Desmond: Certainly for Q4 we’re going to see a lot of activity in the sub-$200 range. It’s just under 40 percent of the total business. Not being a major market shareholder, we feel that we have to give the consumer an extreme value. And by offering an optical image-stabilization system in all of our cameras, we feel that we’re giving the consumer an excellent value and a reason to make a purchase.

Zakrzewski: I second that with the image stabilization, which we call Anti-Shake. We think it is extremely important throughout the line. Also, there is the form factor — the camera becoming more of a style piece as opposed to just simply looking like a camera. I think it’s incredibly important to bring people to the point where they are willing to carry that camera not in their purse but as an actual accessory.

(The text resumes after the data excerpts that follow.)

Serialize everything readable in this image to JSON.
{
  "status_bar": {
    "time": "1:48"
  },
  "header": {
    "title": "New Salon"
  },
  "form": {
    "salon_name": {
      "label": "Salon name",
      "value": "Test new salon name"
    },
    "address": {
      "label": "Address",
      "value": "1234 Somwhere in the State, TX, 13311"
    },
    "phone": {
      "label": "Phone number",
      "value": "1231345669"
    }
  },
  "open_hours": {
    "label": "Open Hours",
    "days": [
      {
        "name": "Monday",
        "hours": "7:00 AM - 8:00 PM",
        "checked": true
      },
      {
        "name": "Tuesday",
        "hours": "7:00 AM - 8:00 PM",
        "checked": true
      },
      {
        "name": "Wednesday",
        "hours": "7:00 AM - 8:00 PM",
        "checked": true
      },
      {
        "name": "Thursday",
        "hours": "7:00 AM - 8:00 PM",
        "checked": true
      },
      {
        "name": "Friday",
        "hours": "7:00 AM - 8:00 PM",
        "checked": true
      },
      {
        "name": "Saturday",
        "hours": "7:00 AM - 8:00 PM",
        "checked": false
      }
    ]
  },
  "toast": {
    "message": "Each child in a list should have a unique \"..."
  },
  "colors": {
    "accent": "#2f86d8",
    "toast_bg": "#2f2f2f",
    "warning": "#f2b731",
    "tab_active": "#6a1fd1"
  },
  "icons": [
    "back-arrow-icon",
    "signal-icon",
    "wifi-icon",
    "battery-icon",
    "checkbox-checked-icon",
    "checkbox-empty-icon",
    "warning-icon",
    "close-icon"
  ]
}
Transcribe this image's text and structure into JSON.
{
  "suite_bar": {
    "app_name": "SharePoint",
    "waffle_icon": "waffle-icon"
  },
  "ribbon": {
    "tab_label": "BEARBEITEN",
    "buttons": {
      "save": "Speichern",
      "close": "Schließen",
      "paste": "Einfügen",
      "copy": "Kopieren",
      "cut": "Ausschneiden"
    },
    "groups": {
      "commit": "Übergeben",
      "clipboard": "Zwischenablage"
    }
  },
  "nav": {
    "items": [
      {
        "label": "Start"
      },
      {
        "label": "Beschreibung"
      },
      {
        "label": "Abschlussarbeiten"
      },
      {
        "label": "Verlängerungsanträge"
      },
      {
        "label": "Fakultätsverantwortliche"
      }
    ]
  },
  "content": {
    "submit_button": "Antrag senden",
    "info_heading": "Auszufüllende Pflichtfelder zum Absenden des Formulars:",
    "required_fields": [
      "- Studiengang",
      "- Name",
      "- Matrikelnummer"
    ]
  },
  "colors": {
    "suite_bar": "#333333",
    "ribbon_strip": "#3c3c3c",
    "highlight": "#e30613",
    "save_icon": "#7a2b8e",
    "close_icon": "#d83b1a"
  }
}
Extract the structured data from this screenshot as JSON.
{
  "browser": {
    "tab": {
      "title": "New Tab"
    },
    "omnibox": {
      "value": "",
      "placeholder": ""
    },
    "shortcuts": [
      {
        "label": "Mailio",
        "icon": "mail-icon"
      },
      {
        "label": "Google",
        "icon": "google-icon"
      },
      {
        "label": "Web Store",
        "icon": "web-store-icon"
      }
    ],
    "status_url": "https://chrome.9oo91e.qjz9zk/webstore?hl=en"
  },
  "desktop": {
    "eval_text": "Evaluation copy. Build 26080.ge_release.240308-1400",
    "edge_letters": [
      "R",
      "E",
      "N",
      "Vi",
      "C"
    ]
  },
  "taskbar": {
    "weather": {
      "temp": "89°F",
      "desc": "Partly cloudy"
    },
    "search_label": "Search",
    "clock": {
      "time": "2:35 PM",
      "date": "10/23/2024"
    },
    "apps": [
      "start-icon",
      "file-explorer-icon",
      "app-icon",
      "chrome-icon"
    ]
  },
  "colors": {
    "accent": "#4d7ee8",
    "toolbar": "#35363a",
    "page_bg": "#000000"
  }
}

Adams: It’s interesting how we’re almost going back to the heyday of film where the high-end compact camera defined the low-end price of an SLR. And to what Bert and Paul are saying, I think style is going to be a big feature for consumers, especially for the second-time buyer as Ron mentioned. And I think that the differentiation as Stewart had mentioned, being able to separate yourself from the pack, are going to help bring that desired customer and keep that price point high.

The uniqueness of digital photography allows us even more feature sets to compete on. In the days of film, we competed on zoom, and we competed on flash range and the speed of the product. But today we’ve got LCDs that are going to get bigger and bigger. The sensors themselves are going to get bigger within the camera, which is going to allow better image quality. I’m not so sure the consumer necessarily needs a 12-megapixel compact camera.

But we also have speed. Boot-up speed is a unique term in the day of digital that we’re all competing on, along with shot-to-shot speed.

Gazzola: I think what benefits those second-time, third-time buyers is going to be differentiating technology. We recently introduced Real Photo technology. That technology is totally based on the consumer benefits, reducing camera shake, improving shooting in low-light conditions, those types of benefits beyond just the megapixel, beyond the size of the LCD.

Scott: We all sit around the table and talk about innovation, and I would suggest or challenge this group, that there really have been only a few companies that have truly innovated to drive consumer solutions. I think certainly in the next 12 to 24 months we’re going to start to see some real innovation that drives the technology into the product for the consumer’s sake. I think we started to do that already with EasyShare One. I believe that that is what’s going to really give us the true continued growth into the future.

Giordano: What we have is a very interesting dynamic. A digital SLR owner/customer is very different than your typical point-and-shoot category customer. There is a passion in photography to spend $1,000 on a digital SLR. There is an investment there. Photography is very important to that person. And as you go down the food chain, so to speak, to the $199 or under price points, it’s a completely different need for those customers.

If you would have told me five years ago that we would have cameras that would automatically find faces and would automatically correct the red eye in the camera and automatically brighten the pictures in the camera — the customer didn’t have to do anything — that is a fantastic story. And I think maybe the industry is a step or two ahead of the consumer. Consumers are still trying to catch up. They’re kind of stuck on this megapixel/zoom thing. They haven’t discovered the other fantastic things that these cameras provide, and I think our job is to really educate the consumer, understand their needs and wants, and provide them interesting and value added solutions.